Over the years we have learned that it is so important, (especially when an illness lingers), that we communicate with the other person when we feel like we have nothing else left to give.

A few days into our outbreak, Mike was unravelling. In fact, he was telling me about things that were irritating him that didn’t even make sense to me. It reminded me of when I get really bad PMS and my nerves feel raw.

I took charge and told him that I was taking over. I did all of the night waking, medicine administering and comforting. He slept and recharged.

But by Saturday morning, although Mike was back to himself again, I was the one who was crashing. Only for me, it was a physical toll the stress and lack of sleep was taking.

He immediately jumped into action, took over with the kids and let me hide in bed all morning. I knew that the house might be a mess when I emerged, but I was okay with that.

Eventually the days passed and everyone is healthier. Although we each feel a bit ragged, there is this sense of victory that we feel.

If you and your marriage are going to survive parenthood, and yes I am using the word survive, then you need to not only master the art of “survival mode,” but of also “trading off.”
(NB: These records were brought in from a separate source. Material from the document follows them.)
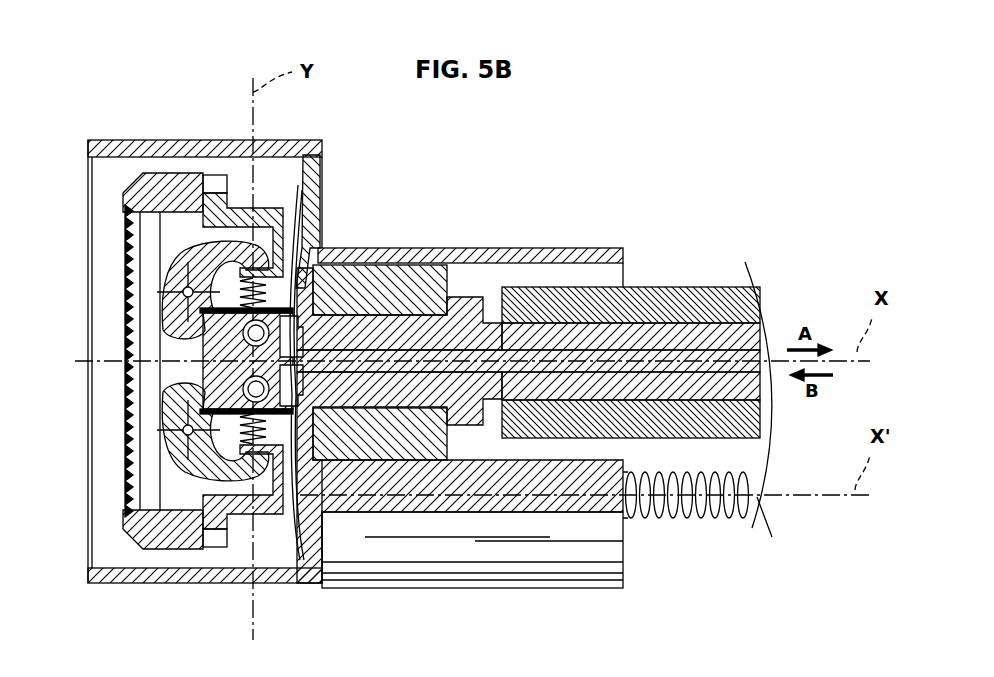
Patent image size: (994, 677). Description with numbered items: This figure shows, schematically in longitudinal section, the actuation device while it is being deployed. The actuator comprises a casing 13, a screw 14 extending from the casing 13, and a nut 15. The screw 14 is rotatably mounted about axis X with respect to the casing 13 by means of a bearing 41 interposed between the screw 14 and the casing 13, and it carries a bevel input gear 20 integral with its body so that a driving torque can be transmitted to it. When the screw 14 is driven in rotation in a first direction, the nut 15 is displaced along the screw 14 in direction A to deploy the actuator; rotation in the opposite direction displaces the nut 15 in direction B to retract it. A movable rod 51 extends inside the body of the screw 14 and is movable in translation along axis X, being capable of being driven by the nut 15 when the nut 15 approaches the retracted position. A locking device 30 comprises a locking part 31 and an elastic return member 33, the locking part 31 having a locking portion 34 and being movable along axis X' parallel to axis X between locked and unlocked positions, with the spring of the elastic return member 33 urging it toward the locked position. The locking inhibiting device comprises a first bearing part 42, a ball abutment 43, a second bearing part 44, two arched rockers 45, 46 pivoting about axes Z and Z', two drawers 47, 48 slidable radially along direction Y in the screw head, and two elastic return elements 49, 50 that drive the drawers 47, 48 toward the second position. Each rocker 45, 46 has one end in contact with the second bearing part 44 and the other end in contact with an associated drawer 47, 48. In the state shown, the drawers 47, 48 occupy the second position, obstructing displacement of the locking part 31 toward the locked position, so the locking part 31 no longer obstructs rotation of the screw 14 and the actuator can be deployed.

The casing 13 is at (190, 150).
The screw 14 is at (702, 333).
The nut 15 is at (656, 300).
The bevel input gear 20 is at (138, 540).
The locking device 30 is at (703, 527).
The locking part 31 is at (655, 500).
The elastic return member 33 is at (630, 505).
The locking portion 34 is at (272, 517).
The bearing 41 is at (387, 278).
The first bearing part 42 is at (322, 253).
The ball abutment 43 is at (312, 185).
The second bearing part 44 is at (218, 370).
The rocker 45 is at (200, 255).
The rocker 46 is at (200, 465).
The inhibition part (drawer) 47 is at (267, 213).
The inhibition part (drawer) 48 is at (213, 528).
The elastic return element 49 is at (298, 188).
The elastic return element 50 is at (300, 560).
The movable rod 51 is at (567, 355).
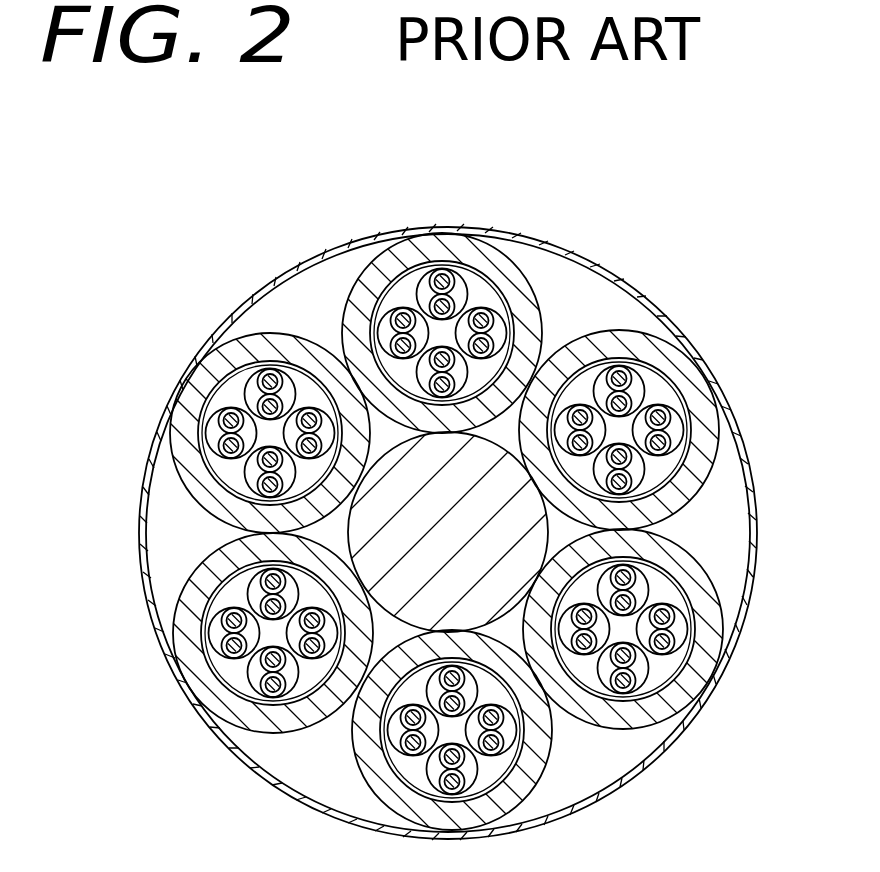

That includes communicating with the other person when you are DONE and avoid picking meaningless fights, or snapping at the other person. This also means that when the other person is in charge, you give up control. You don’t micromanage or judge if other things fall by the wayside.

We all go through it. Having sick kids sucks. But there is something incredibly rewarding when your little one turns the corner, starts smiling again and life returns to normal… at least until the next illness hits.